A 15-year-old and 16-year-old girl were arrested just before 10 a.m. Tuesday in connection with the July 9 bus incident. Both were charged with assault as a hate crime and aggravated harassment as a hate crime. 

Their names were not released as they are minors.

Police released a surveillance photo of the individuals involved in the incident, depicting three Black females, and said they are still searching for the third suspect.

The bus scuffle unfolded around 6:50 p.m. aboard a southbound Q53 MTA bus in the area of Jamaica Avenue and Woodhaven Boulevard in the Queens borough of New York City.

Three individuals approached a 57-year-old woman on the bus and hit her with an unknown object, leaving her with a laceration and bleeding, police said. 

The individuals then fled on foot and the woman was taken to Jamaica Hospital Medical Center in stable condition, where she received three staples on her head, police said. 

The incident was investigated by NYPD’s Hate Crime Task Force. 

A slew of hate crime incidents have been reported in the New York area over the past months.

So far this year in the Big Apple there have been 338 incidents and 360 arrests, according to the NYPD Hate Crimes dashboard, which records hate crimes and bias incidents motivated by a person's race, color, religion, ethnicity, gender, age, or sexual orientation.
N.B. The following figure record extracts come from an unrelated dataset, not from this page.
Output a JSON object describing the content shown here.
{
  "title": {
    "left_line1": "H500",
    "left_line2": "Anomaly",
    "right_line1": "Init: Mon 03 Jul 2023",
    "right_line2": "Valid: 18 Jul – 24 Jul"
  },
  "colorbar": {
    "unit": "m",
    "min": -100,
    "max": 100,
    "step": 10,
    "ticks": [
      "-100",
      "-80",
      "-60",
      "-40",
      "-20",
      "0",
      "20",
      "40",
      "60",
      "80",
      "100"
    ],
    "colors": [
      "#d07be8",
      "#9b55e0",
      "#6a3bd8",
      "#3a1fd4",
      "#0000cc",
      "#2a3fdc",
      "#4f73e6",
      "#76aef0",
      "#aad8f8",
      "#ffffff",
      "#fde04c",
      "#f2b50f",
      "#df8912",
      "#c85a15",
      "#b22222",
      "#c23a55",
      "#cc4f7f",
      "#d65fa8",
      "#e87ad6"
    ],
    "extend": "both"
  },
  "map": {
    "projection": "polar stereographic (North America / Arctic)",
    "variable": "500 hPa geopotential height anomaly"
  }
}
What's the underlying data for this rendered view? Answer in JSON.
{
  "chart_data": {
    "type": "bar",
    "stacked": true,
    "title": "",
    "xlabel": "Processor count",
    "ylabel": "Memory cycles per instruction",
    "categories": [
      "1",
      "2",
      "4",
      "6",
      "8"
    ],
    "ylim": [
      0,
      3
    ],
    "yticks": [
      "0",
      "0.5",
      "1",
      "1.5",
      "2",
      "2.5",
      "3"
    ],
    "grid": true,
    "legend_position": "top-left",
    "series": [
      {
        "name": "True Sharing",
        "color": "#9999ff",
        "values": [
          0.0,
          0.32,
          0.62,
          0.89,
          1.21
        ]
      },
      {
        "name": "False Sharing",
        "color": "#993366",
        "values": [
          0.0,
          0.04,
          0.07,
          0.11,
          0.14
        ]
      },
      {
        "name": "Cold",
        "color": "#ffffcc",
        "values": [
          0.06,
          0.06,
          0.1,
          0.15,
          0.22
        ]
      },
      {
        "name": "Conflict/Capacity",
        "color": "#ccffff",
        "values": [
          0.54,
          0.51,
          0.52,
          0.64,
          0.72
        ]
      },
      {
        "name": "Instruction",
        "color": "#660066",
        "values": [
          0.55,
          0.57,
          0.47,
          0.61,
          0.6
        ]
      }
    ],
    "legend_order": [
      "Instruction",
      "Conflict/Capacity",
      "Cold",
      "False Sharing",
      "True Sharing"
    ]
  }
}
In March, a 67-year-old Asian woman was punched 125 times in Yonkers, just north of New York City, and a man was later charged with attempted murder as a hate crime. In June, a woman was charged with hate crimes after she allegedly pepper-sprayed four women, who all identify as Asian, in New York City and told them, “Why don’t you go back to your country.”

The white gunman behind the May mass shooting at a grocery store in Buffalo, New York, that killed 10 Black people was also charged with federal hate crimes.